Bref, il entend nous faire ingurgiter de l’huile d’olive à en vomir, ce
petit Nosferatu à tête de fouine dont la lie de la société s’imagine qu’il est
un Gaulois de pure souche.
A quoi
sert-il ?
Le
bloc bourgeois, affolé, est divisé face à la montée des périls. L’ordre
dominant doit être restauré avec la plus grande violence si nécessaire, pour le
bien être des 10 à 20 % qui prospèrent sur le néolibéralisme, les gagnants prêts
à tout pour s’enrichir et éviter toute imposition et taxes malencontreuses. Sarko,
l’énervé du karcher, s’est fait virer. On a pu éviter Strauss Kahn, le
« brillant économiste » trop libidineux ; Hollande l’ectoplasme
et Valls le laïcard ont bien prôné la déchéance de nationalité, le séparatisme,
ça n’a pas suffi à mater la montée de la colère. Pour les dominants, leur
candidat était Fillon clamant que les caisses de l’Etat étaient vides mais qui
ne pouvait s’empêcher, à l’aide de Pénélope et de sa progéniture d’y piocher
allègrement sans sourciller. Puis, contre toute attente, par effraction, ce fut
le fourbe, arrogant, Macron qui buta sur la mobilisation des Gilets Jaunes et fut
dans l’incapacité de faire aboutir sa contre-réforme des retraites.
Kessler,
apôtre de la mondialisation, avait pourtant fixé le cap : détruire tous les
acquis du Conseil National de la Résistance, la Sécurité Sociale et les trop
dispendieux services publics.
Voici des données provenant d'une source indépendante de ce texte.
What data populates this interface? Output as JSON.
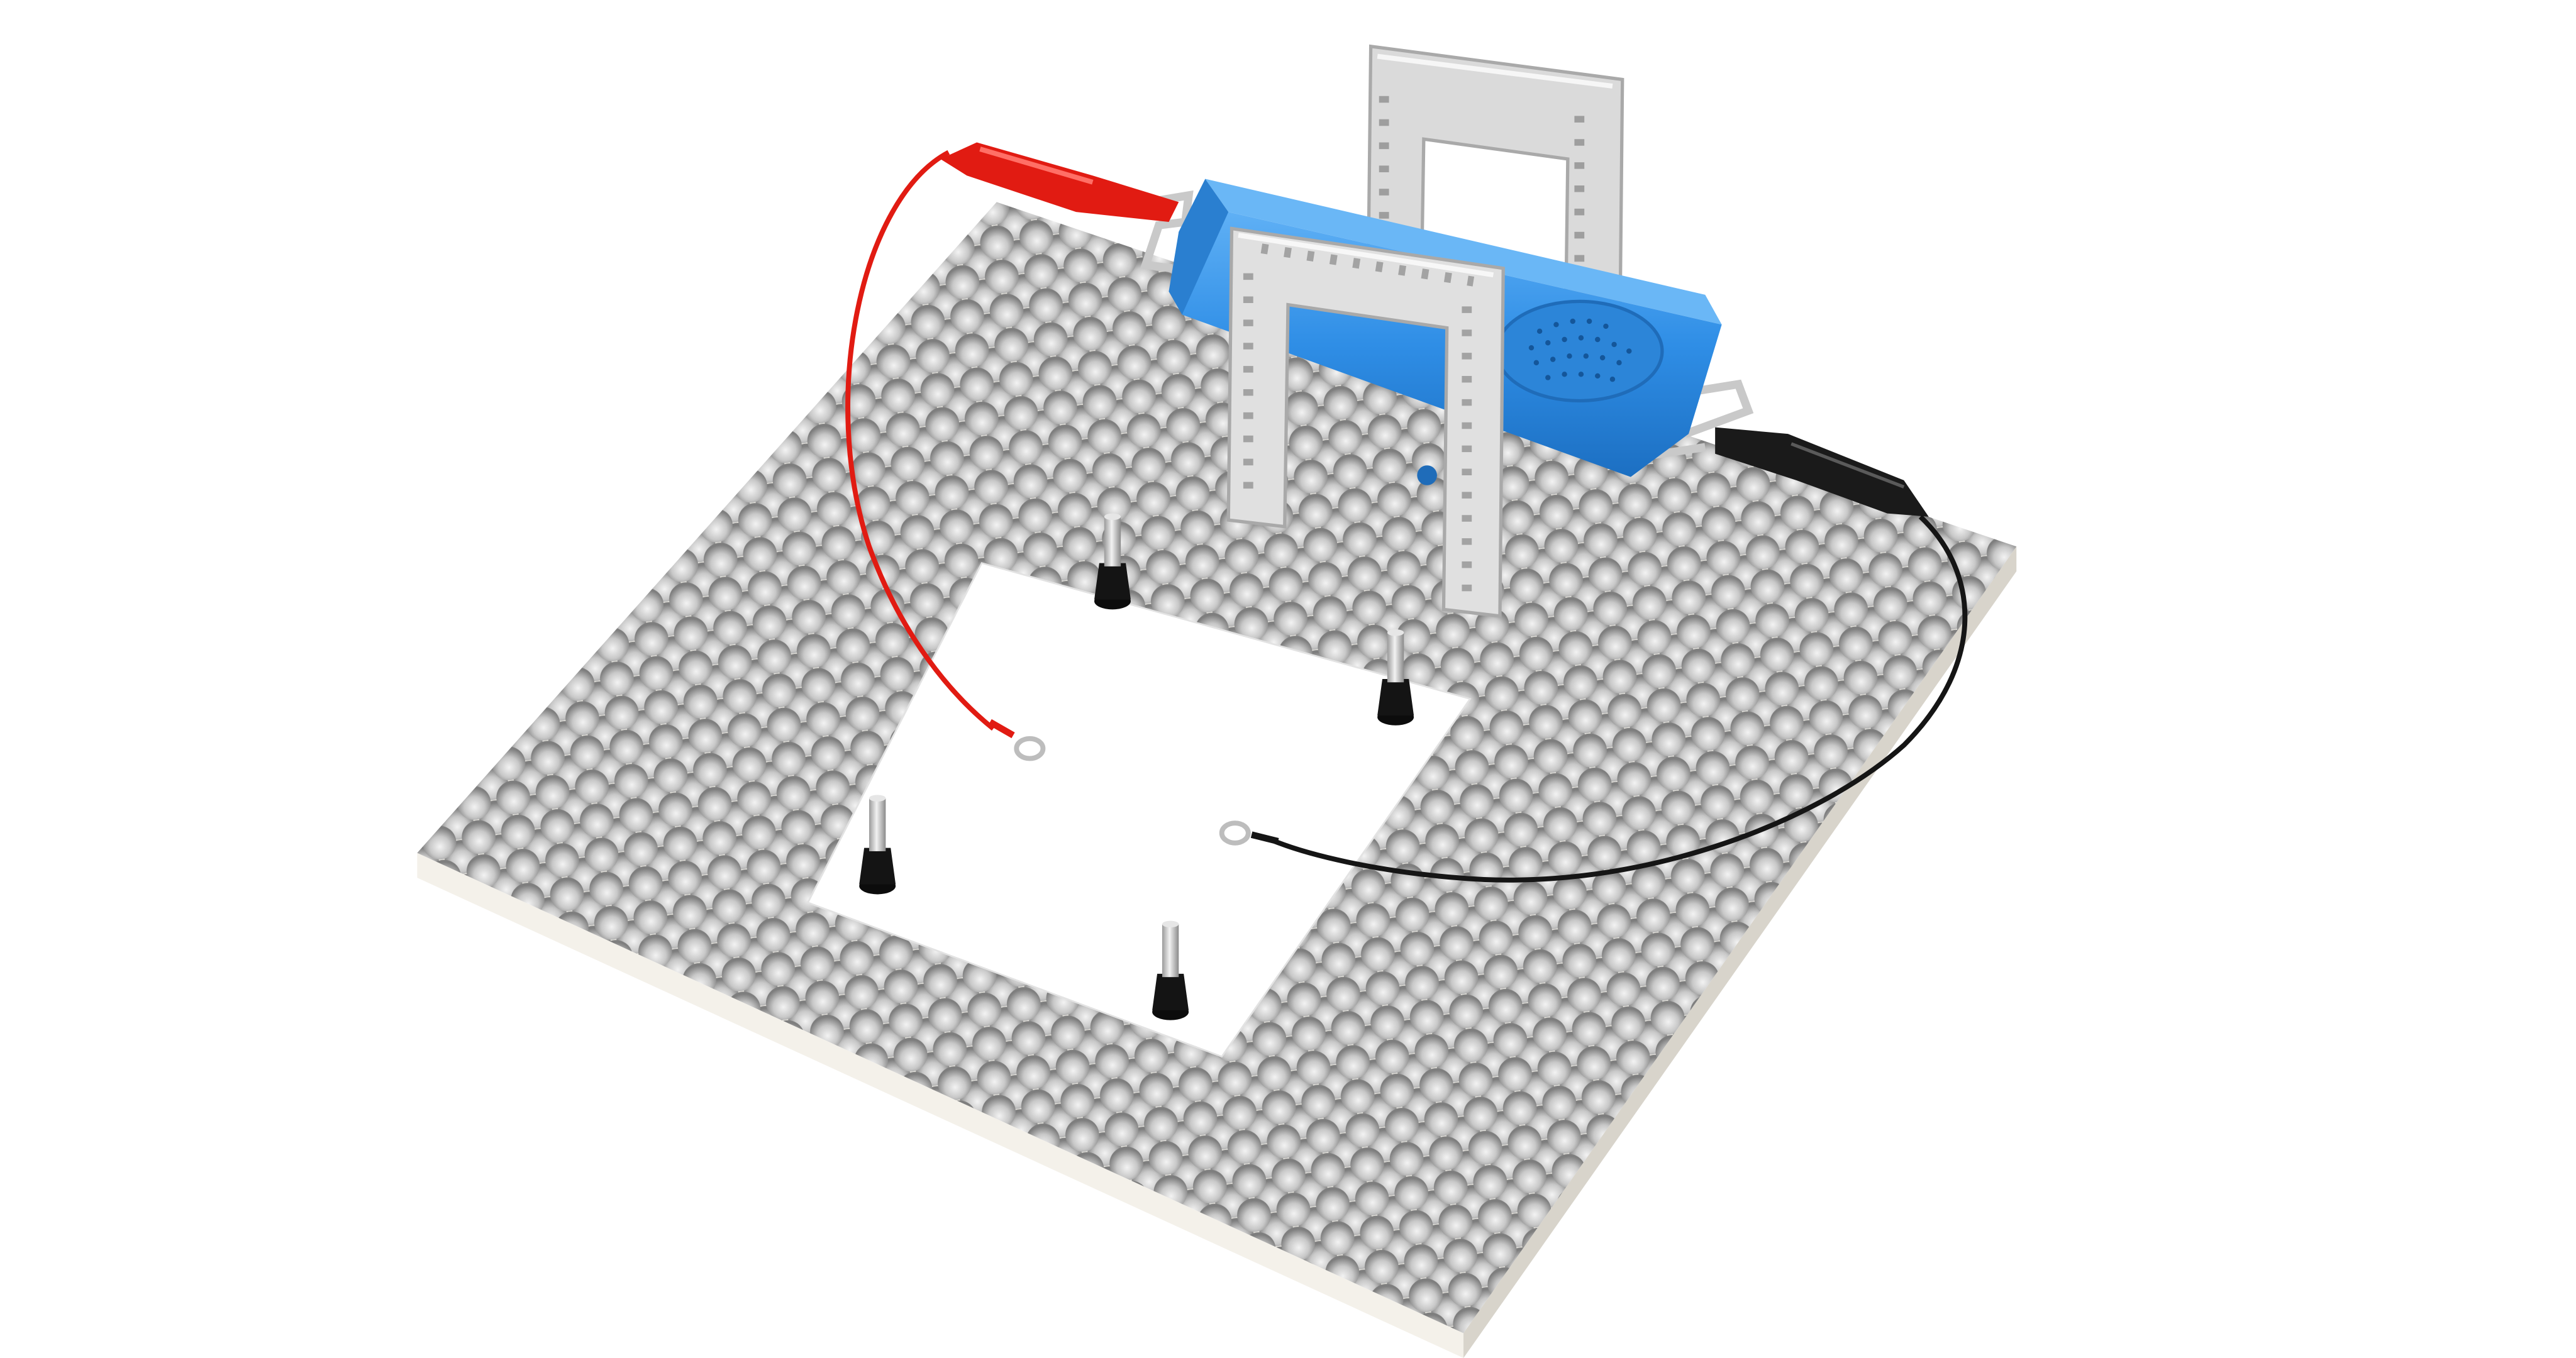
{
  "scene": {
    "subject": "lego-style-circuit-kit-on-honeycomb-pegboard",
    "background_color": "#ffffff",
    "colors": {
      "board_top": "#ece9e2",
      "board_edge_front": "#f4f1ea",
      "board_edge_side": "#dcd8cf",
      "cell_shadow": "#8c8c8c",
      "cell_mid": "#c7c7c7",
      "cell_light": "#f3f3f3",
      "paper": "#ffffff",
      "module_blue": "#2f8ee6",
      "module_blue_dark": "#1c6fc2",
      "module_blue_light": "#5fb0f5",
      "frame_grey": "#dedede",
      "frame_grey_dark": "#b5b5b5",
      "red_wire": "#e11b12",
      "black_wire": "#151515",
      "peg_metal": "#c9c9c9",
      "peg_base": "#141414"
    },
    "icons": [
      "speaker-grille-icon"
    ]
  }
}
Tout devait être marchandisé. Bref, les
représentants de la classe dirigeante ne sont pas à la hauteur des aspirations
des dominants. Tous ces milliardaires trépignent et sont prêts depuis des
lustres à jouer avec le feu incendiaire de l’extrême droite. Le RN dédiabolisé
ne suffit plus, Macron et ses macroniens n’ont pas de colonne vertébrale, faute
d’implantation locale, pour tenir le pays. Il ne reste que la droite droitisée.
La tigresse Pécresse peut-elle relever le défi et se métamorphoser en Thatcher ?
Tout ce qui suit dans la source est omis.